Taylor’s breezily detached depiction of debauchery (with an assist from the liner notes which picture her in fishnets and lingerie) feels like the desperate work of a insecure girl who’s gunning for the title of “Nastiest Teen Star Ever!” What’s more troubling, though, than that kind of vamping is her suggestion that her songs (which she co-wrote) correlate with her real-life experiences. “The hardest part about writing is writing honestly, and I think that’s the most important thing—to make an honest record,” she said in an interview with thefrisky.com. “It really takes a lot of looking at yourself, and it’s not the easiest thing to do, but to say something true you have to be honest with yourself.”

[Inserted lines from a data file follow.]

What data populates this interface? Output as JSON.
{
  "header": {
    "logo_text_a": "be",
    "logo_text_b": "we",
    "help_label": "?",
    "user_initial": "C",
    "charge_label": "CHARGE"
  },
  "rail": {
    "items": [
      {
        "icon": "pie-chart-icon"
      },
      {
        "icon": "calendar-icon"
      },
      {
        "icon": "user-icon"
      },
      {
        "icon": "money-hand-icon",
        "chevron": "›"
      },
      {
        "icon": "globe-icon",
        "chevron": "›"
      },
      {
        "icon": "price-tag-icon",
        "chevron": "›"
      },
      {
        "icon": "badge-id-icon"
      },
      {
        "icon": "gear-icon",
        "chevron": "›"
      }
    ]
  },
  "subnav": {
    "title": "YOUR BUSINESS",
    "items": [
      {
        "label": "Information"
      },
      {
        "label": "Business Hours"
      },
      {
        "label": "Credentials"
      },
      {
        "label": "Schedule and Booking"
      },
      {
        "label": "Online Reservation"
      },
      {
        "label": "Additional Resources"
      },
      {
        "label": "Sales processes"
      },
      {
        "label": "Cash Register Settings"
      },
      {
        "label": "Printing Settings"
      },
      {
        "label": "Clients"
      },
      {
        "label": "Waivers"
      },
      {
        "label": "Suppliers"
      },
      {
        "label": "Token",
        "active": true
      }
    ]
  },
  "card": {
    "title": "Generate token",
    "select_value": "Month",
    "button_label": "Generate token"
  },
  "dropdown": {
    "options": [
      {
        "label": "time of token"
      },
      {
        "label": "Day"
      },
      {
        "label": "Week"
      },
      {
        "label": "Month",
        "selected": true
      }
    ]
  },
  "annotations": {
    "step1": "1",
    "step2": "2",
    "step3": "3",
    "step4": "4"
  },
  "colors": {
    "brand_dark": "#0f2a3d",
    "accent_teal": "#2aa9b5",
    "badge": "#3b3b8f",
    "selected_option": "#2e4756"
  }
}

Given such unexpurgated “honesty,” then, it’s probably best to take Taylor seriously when says, “I wouldn’t recommend 8-year-olds to buy the record. … I wouldn’t recommend young people to listen to it, [and] I wouldn’t recommend a Disney audience to listen to it.”
Did I mention she’s 17?
After serving as an associate editor at NavPress’ Discipleship Journal and consulting editor for Current Thoughts and Trends, Adam now oversees the editing and publishing of Plugged In’s reviews.